Distribusi berarti membuat produk tersedia bagi konsumen baik dalam hal jumlah maupun lokasi yang diinginkan. Produk terbaik apapun di dunia tidak akan sukses tanpa adanya usaha dari perusahaan untuk membuat produk tersebut tersedia

dimanapun dan kapanpun pelanggan ingin membelinya. Perantara seperti wholesaler (grosir) dan retailer (pengecer) melakukan banyak aktivitas yang diperlukan untuk memindahkan produk secara efisien dari produsen ke konsumen atau pembeli industri. Keputusan distribusi merupakan keputusan yang sangat tidak fleksibel karena membutuhkan komitmen sumberdaya dan menentukan hubungan kontrak, karenanya keputusan sulit dan tidak mungkin diubah.

Promosi merupakan bentuk komunikasi persuasif yang mencoba untuk mendorong pertukaran pemasaran dengan cara mempengaruhi individu, kelompok, dan

organisasi untuk menerima barang, jasa, dan ide.
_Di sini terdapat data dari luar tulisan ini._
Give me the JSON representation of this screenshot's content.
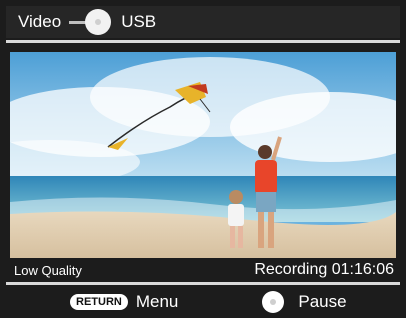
{
  "header": {
    "source_label": "Video",
    "target_label": "USB",
    "arrow_icon": "arrow-right-icon"
  },
  "status": {
    "quality": "Low Quality",
    "recording": "Recording 01:16:06"
  },
  "footer": {
    "return_key": "RETURN",
    "menu_label": "Menu",
    "pause_label": "Pause",
    "pause_icon": "circle-button-icon"
  },
  "colors": {
    "background": "#1c1c1c",
    "separator": "#d9d9d9",
    "text": "#ffffff"
  }
}
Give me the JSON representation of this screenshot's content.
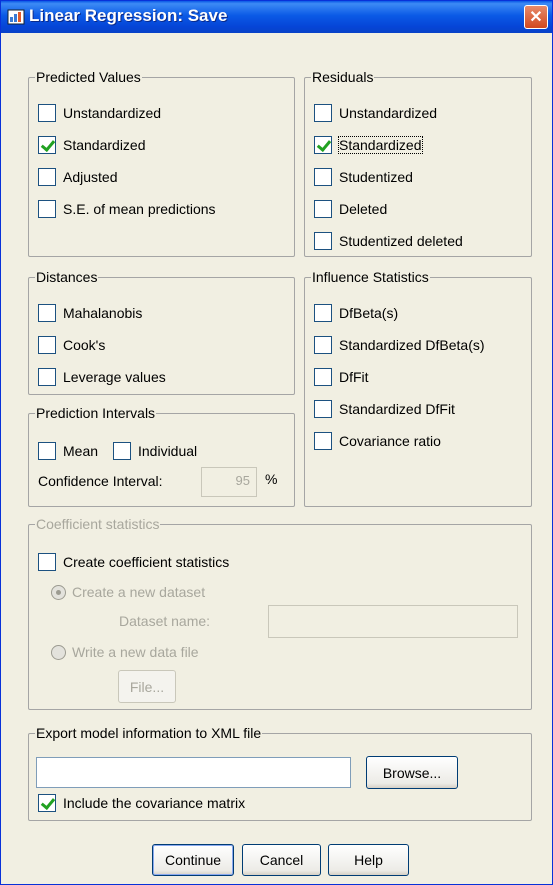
{
  "window": {
    "title": "Linear Regression: Save",
    "close_label": "✕"
  },
  "predicted": {
    "label": "Predicted Values",
    "items": [
      {
        "label": "Unstandardized",
        "checked": false
      },
      {
        "label": "Standardized",
        "checked": true
      },
      {
        "label": "Adjusted",
        "checked": false
      },
      {
        "label": "S.E. of mean predictions",
        "checked": false
      }
    ]
  },
  "residuals": {
    "label": "Residuals",
    "items": [
      {
        "label": "Unstandardized",
        "checked": false
      },
      {
        "label": "Standardized",
        "checked": true
      },
      {
        "label": "Studentized",
        "checked": false
      },
      {
        "label": "Deleted",
        "checked": false
      },
      {
        "label": "Studentized deleted",
        "checked": false
      }
    ]
  },
  "distances": {
    "label": "Distances",
    "items": [
      {
        "label": "Mahalanobis",
        "checked": false
      },
      {
        "label": "Cook's",
        "checked": false
      },
      {
        "label": "Leverage values",
        "checked": false
      }
    ]
  },
  "influence": {
    "label": "Influence Statistics",
    "items": [
      {
        "label": "DfBeta(s)",
        "checked": false
      },
      {
        "label": "Standardized DfBeta(s)",
        "checked": false
      },
      {
        "label": "DfFit",
        "checked": false
      },
      {
        "label": "Standardized DfFit",
        "checked": false
      },
      {
        "label": "Covariance ratio",
        "checked": false
      }
    ]
  },
  "prediction_intervals": {
    "label": "Prediction Intervals",
    "mean_label": "Mean",
    "individual_label": "Individual",
    "confidence_label": "Confidence Interval:",
    "confidence_value": "95",
    "percent": "%"
  },
  "coefficient": {
    "label": "Coefficient statistics",
    "create_label": "Create coefficient statistics",
    "new_dataset_label": "Create a new dataset",
    "dataset_name_label": "Dataset name:",
    "dataset_name_value": "",
    "write_file_label": "Write a new data file",
    "file_button": "File..."
  },
  "export": {
    "label": "Export model information to XML file",
    "path_value": "",
    "browse_button": "Browse...",
    "include_cov_label": "Include the covariance matrix",
    "include_cov_checked": true
  },
  "buttons": {
    "continue": "Continue",
    "cancel": "Cancel",
    "help": "Help"
  },
  "colors": {
    "titlebar": "#0b5ae6",
    "close": "#d2481f",
    "check": "#21a121"
  }
}
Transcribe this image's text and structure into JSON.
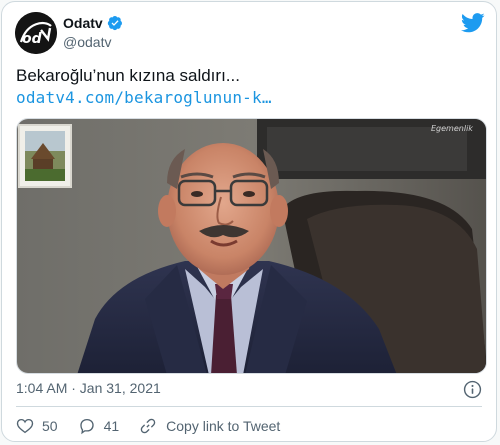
{
  "account": {
    "name": "Odatv",
    "handle": "@odatv",
    "avatar_text": "odatv"
  },
  "tweet": {
    "text": "Bekaroğlu’nun kızına saldırı...",
    "link": "odatv4.com/bekaroglunun-k…",
    "timestamp": "1:04 AM · Jan 31, 2021"
  },
  "actions": {
    "likes": "50",
    "replies": "41",
    "copy_link_label": "Copy link to Tweet"
  },
  "colors": {
    "link": "#1b95e0",
    "verified": "#1d9bf0",
    "twitter_bird": "#1d9bf0",
    "muted_text": "#536471"
  },
  "icons": {
    "verified": "verified-badge-icon",
    "bird": "twitter-bird-icon",
    "info": "info-icon",
    "like": "heart-icon",
    "reply": "comment-icon",
    "copy": "link-icon"
  }
}
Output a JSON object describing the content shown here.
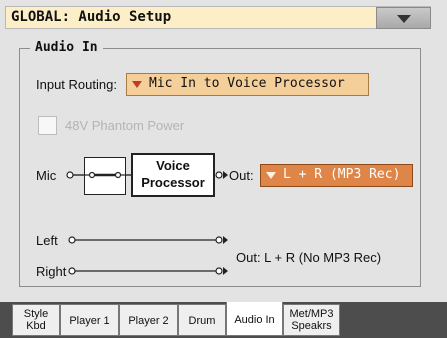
{
  "header": {
    "title": "GLOBAL: Audio Setup",
    "menu_icon": "triangle-down-icon"
  },
  "section": {
    "label": "Audio In"
  },
  "input_routing": {
    "label": "Input Routing:",
    "value": "Mic In to Voice Processor"
  },
  "phantom": {
    "label": "48V Phantom Power",
    "checked": false,
    "enabled": false
  },
  "diagram": {
    "mic_label": "Mic",
    "processor_label_line1": "Voice",
    "processor_label_line2": "Processor",
    "out_label": "Out:",
    "out_value": "L + R (MP3 Rec)",
    "left_label": "Left",
    "right_label": "Right",
    "lr_out_label": "Out: L + R (No MP3 Rec)"
  },
  "tabs": [
    {
      "label": "Style\nKbd",
      "active": false
    },
    {
      "label": "Player 1",
      "active": false
    },
    {
      "label": "Player 2",
      "active": false
    },
    {
      "label": "Drum",
      "active": false
    },
    {
      "label": "Audio In",
      "active": true
    },
    {
      "label": "Met/MP3\nSpeakrs",
      "active": false
    }
  ],
  "colors": {
    "title_bg": "#fcefc7",
    "dropdown_bg": "#f5cf9a",
    "dropdown_selected_bg": "#de8547",
    "panel_bg": "#e3e3e3"
  }
}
Promosi mencakup periklanan, penjualan pribadi, publisitas, dan promosi penjualan. Dalam merencanakan aktivitas promosi, pendekatan integrated marketing communication (mengkoordinasi elemen bauran pemasaran promosi dan mensinkronisasi promosi sebagai satu kesatuan) dapat menghasilkan pesan yang diinginkan bagi pelanggan.

C. Perilaku Konsumen

Pemasar telah menyadari bahwa efektivitas mereka dalam memenuhi kebutuhan konsumen secara langsung berpengaruh terhadap profitabilitas. Semakin baik mereka memahami faktor-faktor yang mendasari perilaku konsumen, semakin baik mereka dapat mengembangkan strategi pemasaran yang efektif untuk memenuhi kebutuhan konsumen. Di masa lalu, banyak perusahaan bisnis yang tidak terlalu peduli dengan pemahaman perilaku konsumen. Mereka lebih terfokus pada hasil penjualan


(36)

19

pelacakan dengan sedikit perhatian mengapa konsumen melakukan apa yang mereka lakukan. Tapi seperti kompetisi yang kaku, lingkungan pemasaran telah

menyebabkan manajer pemasaran menganalisis lebih dekat faktor-faktor yang mempengaruhi pilihan konsumen. Sekarang manajer yang bersangkutan dengan memberikan manfaat bagi konsumen, belajar tentang konsumen dan mengubah sikap, dan mempengaruhi persepsi konsumen.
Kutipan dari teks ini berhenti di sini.